Let me begin by saying that I thought of writing a children's book about a fried clam. The title was going to be Flim-Flam, the Good Fried Clam. The plot was even more of a problem. Umberto Eco, the Italian postmodernist, once remarked (although Virginia Woolf said the same thing 70 years earlier) that we read stories to experience the thrill of the inevitable: to strap ourselves into the life of a character as if the character were a roller coaster, which then goes screaming down the heart-stopping track of life inescapably until it bumps to a stop at the end. But my attempts to bring Flim-Flam the Clam to life on dry paper taught me that a story can be too inevitable.
However the tale started out -- Flam the Clam gets scooped up by a sailor and sees the world, Flam meets a tourist on the beach and is taken back to the cottage for dinner, Flam runs away from his mud-flat home to the city, where he is befriended by a Chinese chef -- it (inevitably) ended with Flam being fried. Because Flam is a clam. And if Flam is a clam, he must be fried -- because as Virginia Woolf also said, a good story makes you feel it can happen only one way. And once fried, he must also be eaten, as it is not believable within the frame of human reference that a fried clam can exist and not be consumed.
So Flam got on the sailboat and even saw Madagascar -- but then he was fried and eaten. He made friends with the tourist's little girl who really -- ah, but then he was fried and eaten. He learned Mandarin while living in a tank for weeks and customers loved him and gave him a name, but . . . yes, delicious clam, he was eaten.
And really, how much of a story is that? Better just to fry the little bastard, and consume him -- and possibly his brothers and sisters and extended family as well.

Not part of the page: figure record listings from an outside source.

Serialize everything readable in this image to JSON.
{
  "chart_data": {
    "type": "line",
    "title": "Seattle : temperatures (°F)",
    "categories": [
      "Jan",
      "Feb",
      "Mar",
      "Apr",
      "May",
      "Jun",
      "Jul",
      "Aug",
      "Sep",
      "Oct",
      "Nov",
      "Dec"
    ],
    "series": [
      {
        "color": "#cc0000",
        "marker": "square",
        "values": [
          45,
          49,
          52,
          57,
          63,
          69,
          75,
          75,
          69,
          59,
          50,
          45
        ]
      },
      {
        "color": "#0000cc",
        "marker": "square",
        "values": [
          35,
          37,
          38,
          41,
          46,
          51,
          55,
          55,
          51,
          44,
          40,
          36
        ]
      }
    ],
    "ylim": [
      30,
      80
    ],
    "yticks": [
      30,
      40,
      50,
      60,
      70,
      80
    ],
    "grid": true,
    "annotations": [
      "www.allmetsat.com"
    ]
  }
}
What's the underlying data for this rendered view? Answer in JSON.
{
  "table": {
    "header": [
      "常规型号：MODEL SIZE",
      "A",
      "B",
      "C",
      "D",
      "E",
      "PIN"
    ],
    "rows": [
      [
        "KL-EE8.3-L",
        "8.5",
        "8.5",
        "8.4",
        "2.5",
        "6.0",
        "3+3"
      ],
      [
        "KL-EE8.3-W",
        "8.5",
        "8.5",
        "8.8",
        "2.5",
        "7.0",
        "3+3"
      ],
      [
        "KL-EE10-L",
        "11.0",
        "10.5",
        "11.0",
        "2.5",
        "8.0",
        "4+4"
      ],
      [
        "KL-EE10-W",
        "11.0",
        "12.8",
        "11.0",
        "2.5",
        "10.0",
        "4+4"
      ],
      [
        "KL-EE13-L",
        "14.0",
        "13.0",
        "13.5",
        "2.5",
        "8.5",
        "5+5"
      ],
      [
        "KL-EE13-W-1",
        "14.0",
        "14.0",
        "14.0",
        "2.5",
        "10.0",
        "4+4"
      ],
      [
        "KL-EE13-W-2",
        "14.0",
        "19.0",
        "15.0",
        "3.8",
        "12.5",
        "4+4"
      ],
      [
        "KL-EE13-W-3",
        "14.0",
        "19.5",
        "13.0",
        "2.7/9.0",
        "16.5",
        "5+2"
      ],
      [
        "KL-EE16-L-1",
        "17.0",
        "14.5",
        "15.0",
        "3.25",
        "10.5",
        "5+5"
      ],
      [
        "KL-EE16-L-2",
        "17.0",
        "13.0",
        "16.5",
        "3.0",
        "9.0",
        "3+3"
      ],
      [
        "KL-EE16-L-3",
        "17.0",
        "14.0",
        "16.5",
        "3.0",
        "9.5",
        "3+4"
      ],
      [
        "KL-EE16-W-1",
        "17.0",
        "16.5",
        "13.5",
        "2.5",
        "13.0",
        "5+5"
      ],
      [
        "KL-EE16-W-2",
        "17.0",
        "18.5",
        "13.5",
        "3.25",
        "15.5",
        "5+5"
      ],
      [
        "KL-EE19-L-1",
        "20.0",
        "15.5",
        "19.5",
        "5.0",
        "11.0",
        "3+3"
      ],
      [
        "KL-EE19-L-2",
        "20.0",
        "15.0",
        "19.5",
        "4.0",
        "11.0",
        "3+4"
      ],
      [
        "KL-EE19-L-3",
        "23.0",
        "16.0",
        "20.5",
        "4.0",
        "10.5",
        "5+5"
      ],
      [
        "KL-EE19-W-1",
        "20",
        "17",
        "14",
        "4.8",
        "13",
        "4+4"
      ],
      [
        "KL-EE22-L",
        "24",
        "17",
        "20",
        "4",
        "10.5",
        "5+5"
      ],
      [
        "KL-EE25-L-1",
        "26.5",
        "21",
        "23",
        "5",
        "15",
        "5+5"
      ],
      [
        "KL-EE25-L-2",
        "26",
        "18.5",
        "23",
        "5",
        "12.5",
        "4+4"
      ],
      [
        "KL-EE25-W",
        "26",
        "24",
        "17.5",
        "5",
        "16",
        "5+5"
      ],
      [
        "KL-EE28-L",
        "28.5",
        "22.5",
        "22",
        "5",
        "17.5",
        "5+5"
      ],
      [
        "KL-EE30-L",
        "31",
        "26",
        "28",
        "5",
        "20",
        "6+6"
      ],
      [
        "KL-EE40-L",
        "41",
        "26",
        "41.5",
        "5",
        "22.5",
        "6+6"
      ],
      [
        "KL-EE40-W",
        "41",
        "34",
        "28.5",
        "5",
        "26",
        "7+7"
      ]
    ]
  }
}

Here is another clam-related experience you should not attempt: You should not decide to drive from Boston to New Hampshire for the weekend, and in the course of passing through Essex on Cape Ann an hour north of Boston, the birthplace of the fried clam and still home to its finest exemplification, listen to your brother Tim, an equally enthusiastic clam consumer, say, "You know, we should stop and eat clams on the drive back, and try to find the best clam place in Essex," only to depart far too late the following day, thereby leaving yourselves a mere two hours to visit the five finest clam stands in the Western world.
You should not do this because you will try to visit all the clam stands anyway, which would be like going to Perigord and consuming every known variation of foie gras in half an afternoon. It would be bad for your health.

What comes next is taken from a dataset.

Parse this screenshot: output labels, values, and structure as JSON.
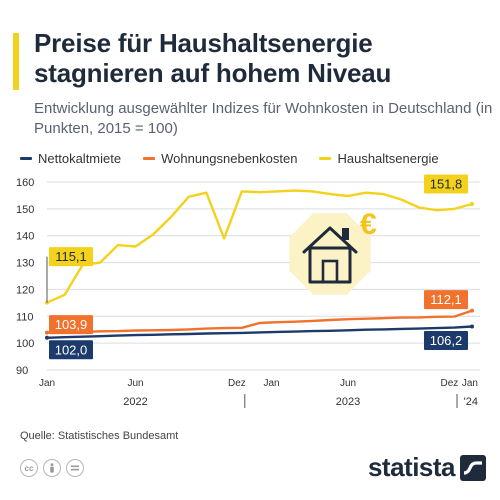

We decided to clam ahead. We have always liked travelling and talking and eating, my brother and I; when we aren't talking, we tend to be eating, or thinking about eating. You might be tempted to suggest that this is a substitute for intimacy, but you would be mistaken.
My brother and I have never had trouble talking about intimate things, provided we're tucking into a lobster roll, or a double-smoked hickory bacon and avocado BLT, or maybe a shrimp, mango and dill mayonnaise rollup.
Then there's the ultimate intimate brotherly thrill -- talking about eating while eating, preferably clams.
At this point, a brief digression is required to discuss the clam qua clam, as Samuel Beckett would have said. Clams are bivalves -- mollusks, if you must -- that burrow under the sea floor.
While there are more than 15,000 species of clam -- the biggest, the aptly named giant clam, Tridacna gigas, can be 1.5 metres long and weigh as much as five table dancers -- the species we are most concerned with here is the Ipswich clam.
The Ipswich is a soft-shell clam found in the mud flats of the Essex River. The Essex is a tidal estuary in Essex Bay, which in turn is part of the 7,000-hectare Great Marsh that riddles the Massachusetts coast all the way to New Hampshire. The lucky clams of Essex Bay can use their tube-like necks, or siphons, to suck in tiny fresh plankton with every flowing tide, twice a day.